Le Parquet avait précisé qu’il s’était conformé à cette ordonnance tout en annonçant qu’il veillerait au respect des obligations imposées dans le cadre du contrôle judiciaire. Dans le même communiqué, il dénonçait également la diffusion de fausses informations susceptibles, selon lui, de porter atteinte à la crédibilité de l’institution judiciaire.
Les accusations de la famille de la plaignante
La remise en liberté de l’imam avait été vivement contestée par les proches de la jeune fille à l’origine de la plainte. Le 4 novembre 2024, les parents de Rouguiatou Diallo, alors âgée de 17 ans et élève en 7ᵉ année au Groupe scolaire Elhadj Nouhou, avaient organisé un sit-in devant l’établissement à Wanindara pour dénoncer cette décision de justice et réclamer la poursuite de la procédure.

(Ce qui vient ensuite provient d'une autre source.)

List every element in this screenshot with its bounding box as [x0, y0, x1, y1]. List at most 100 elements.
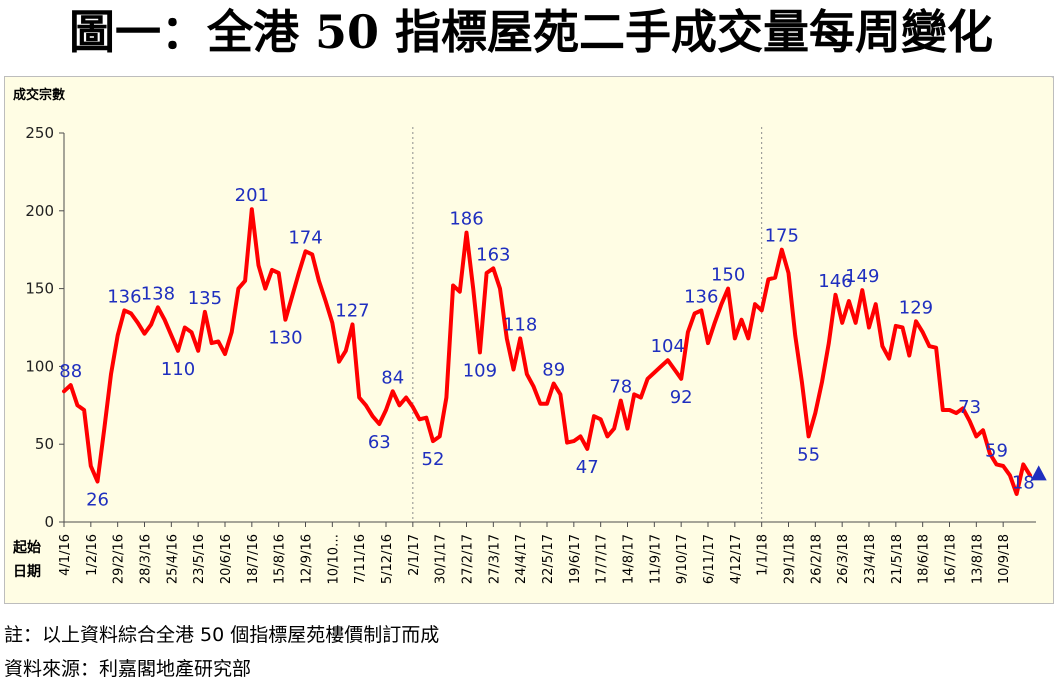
- data-point: [941, 408, 945, 412]
- data-point: [451, 283, 455, 288]
- data-point: [666, 358, 670, 362]
- x-tick-label: 21/5/18: [890, 534, 905, 584]
- data-point: [853, 321, 858, 325]
- data-point: [994, 462, 999, 467]
- x-axis-title-line1: 起始: [12, 539, 41, 556]
- data-label: 92: [670, 387, 693, 408]
- data-label: 130: [268, 328, 302, 349]
- data-point: [585, 447, 589, 451]
- footnote: 註：以上資料綜合全港 50 個指標屋苑樓價制訂而成: [4, 624, 440, 646]
- x-tick-label: 1/2/16: [85, 534, 100, 576]
- data-point: [116, 333, 120, 337]
- x-tick-label: 25/4/16: [165, 534, 180, 584]
- x-tick-label: 18/6/18: [917, 534, 932, 584]
- data-label: 89: [542, 360, 565, 381]
- x-tick-label: 12/9/16: [300, 534, 315, 584]
- data-point: [719, 302, 724, 306]
- data-point: [786, 271, 791, 275]
- x-tick-label: 11/9/17: [648, 534, 663, 584]
- data-point: [1014, 492, 1019, 496]
- data-point: [223, 352, 227, 356]
- data-label: 26: [86, 490, 109, 511]
- x-tick-label: 23/5/16: [192, 534, 207, 584]
- data-label: 136: [684, 286, 718, 307]
- data-point: [780, 248, 784, 252]
- data-point: [592, 414, 596, 418]
- data-point: [511, 367, 516, 372]
- data-point: [1028, 473, 1032, 477]
- data-point: [699, 308, 703, 312]
- data-label: 59: [985, 440, 1008, 461]
- data-point: [706, 341, 710, 345]
- data-point: [270, 268, 274, 272]
- data-point: [833, 293, 838, 297]
- data-point: [914, 319, 918, 323]
- data-point: [545, 402, 549, 406]
- data-point: [753, 302, 757, 306]
- x-tick-label: 2/1/17: [407, 534, 422, 576]
- data-point: [444, 395, 448, 400]
- x-tick-label: 18/7/16: [246, 534, 261, 584]
- y-tick-label: 0: [44, 513, 54, 531]
- data-point: [478, 350, 482, 354]
- data-point: [283, 318, 287, 322]
- data-point: [954, 411, 958, 415]
- chart-area: 成交宗數 0 50 100 150 200 250 4/1/16 1/2/16 29/2/16 28…: [4, 76, 1054, 604]
- data-point: [384, 408, 388, 412]
- data-point: [243, 279, 247, 283]
- data-point: [230, 330, 234, 334]
- x-tick-label: 4/1/16: [58, 534, 73, 576]
- data-point: [867, 325, 871, 330]
- data-point: [498, 287, 502, 291]
- x-tick-label: 19/6/17: [568, 534, 583, 584]
- data-point: [196, 349, 200, 353]
- data-point: [612, 427, 616, 431]
- data-point: [927, 344, 931, 348]
- data-label: 174: [288, 227, 322, 248]
- data-point: [1008, 473, 1012, 477]
- data-point: [330, 321, 334, 325]
- data-label: 88: [59, 361, 82, 382]
- data-point: [397, 403, 402, 407]
- x-tick-label: 4/12/17: [729, 534, 744, 584]
- x-tick-label: 6/11/17: [702, 534, 717, 584]
- data-point: [692, 311, 697, 316]
- data-point: [800, 380, 804, 384]
- data-point: [961, 406, 965, 411]
- data-point: [813, 411, 817, 415]
- data-point: [142, 332, 147, 336]
- data-point: [156, 305, 160, 309]
- data-point: [431, 439, 435, 443]
- data-point: [424, 416, 428, 420]
- x-tick-label: 20/6/16: [219, 534, 234, 584]
- data-point: [169, 333, 173, 337]
- data-point: [847, 299, 851, 303]
- y-tick-label: 100: [25, 357, 54, 375]
- data-point: [250, 207, 254, 211]
- data-point: [203, 310, 207, 314]
- data-point: [485, 271, 489, 275]
- x-tick-label: 23/4/18: [863, 534, 878, 584]
- data-point: [672, 367, 677, 372]
- latest-marker-icon: [1030, 465, 1047, 481]
- x-tick-label: 27/3/17: [487, 534, 502, 584]
- data-point: [491, 266, 495, 270]
- data-label: 129: [899, 297, 933, 318]
- data-point: [344, 349, 348, 353]
- data-point: [632, 392, 636, 397]
- data-label: 127: [335, 300, 369, 321]
- data-point: [639, 395, 643, 400]
- data-point: [149, 322, 153, 326]
- data-point: [726, 287, 730, 291]
- data-label: 104: [651, 336, 685, 357]
- data-point: [75, 403, 80, 407]
- data-point: [625, 427, 630, 431]
- data-label: 52: [422, 449, 445, 470]
- data-label: 63: [368, 432, 391, 453]
- data-point: [733, 336, 737, 340]
- data-point: [391, 389, 395, 393]
- data-point: [578, 434, 583, 439]
- data-label: 135: [188, 288, 222, 309]
- data-label: 138: [141, 283, 175, 304]
- data-point: [659, 364, 663, 368]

Selon la famille, la jeune fille aurait été victime d’un viol ayant entraîné une grossesse, suivie d’un avortement. Ces accusations sont au cœur de la procédure actuellement pendante devant le Tribunal de première instance de Dixinn.
Au cours de cette manifestation, Tidjane Sow, présenté comme l’oncle de la plaignante, avait affirmé que la famille disposait d’éléments de preuve ayant conduit à l’interpellation de plusieurs personnes, notamment le gérant d’un hôtel et un médecin soupçonné d’avoir pratiqué l’avortement. Il avait également dénoncé la remise en liberté de l’imam et appelé les autorités judiciaires à faire toute la lumière sur cette affaire.
Ces déclarations reflètent la position de la famille de la plaignante et feront partie des éléments susceptibles d’être examinés dans le cadre des débats judiciaires.
Les débats de fond attendus le 9 juillet
Le renvoi prononcé ce jeudi reporte une nouvelle fois l’ouverture des débats de fond dans une affaire particulièrement suivie par l’opinion publique.
Sauf nouvel empêchement, le Tribunal de première instance de Dixinn devrait examiner les faits reprochés aux prévenus lors de l’audience du 9 juillet 2026, avec la comparution attendue d’Elhadj Nouhou Diallo.
À l’issue de cette audience, le tribunal devra entendre les différentes parties, examiner les preuves produites au dossier et apprécier les responsabilités pénales de chacun des mis en cause.
Conformément au principe de la présomption d’innocence, Elhadj Nouhou Diallo, Raphaël Fangamou et les autres personnes poursuivies sont présumés innocents tant qu’aucune décision de condamnation définitive n’a été rendue à leur encontre.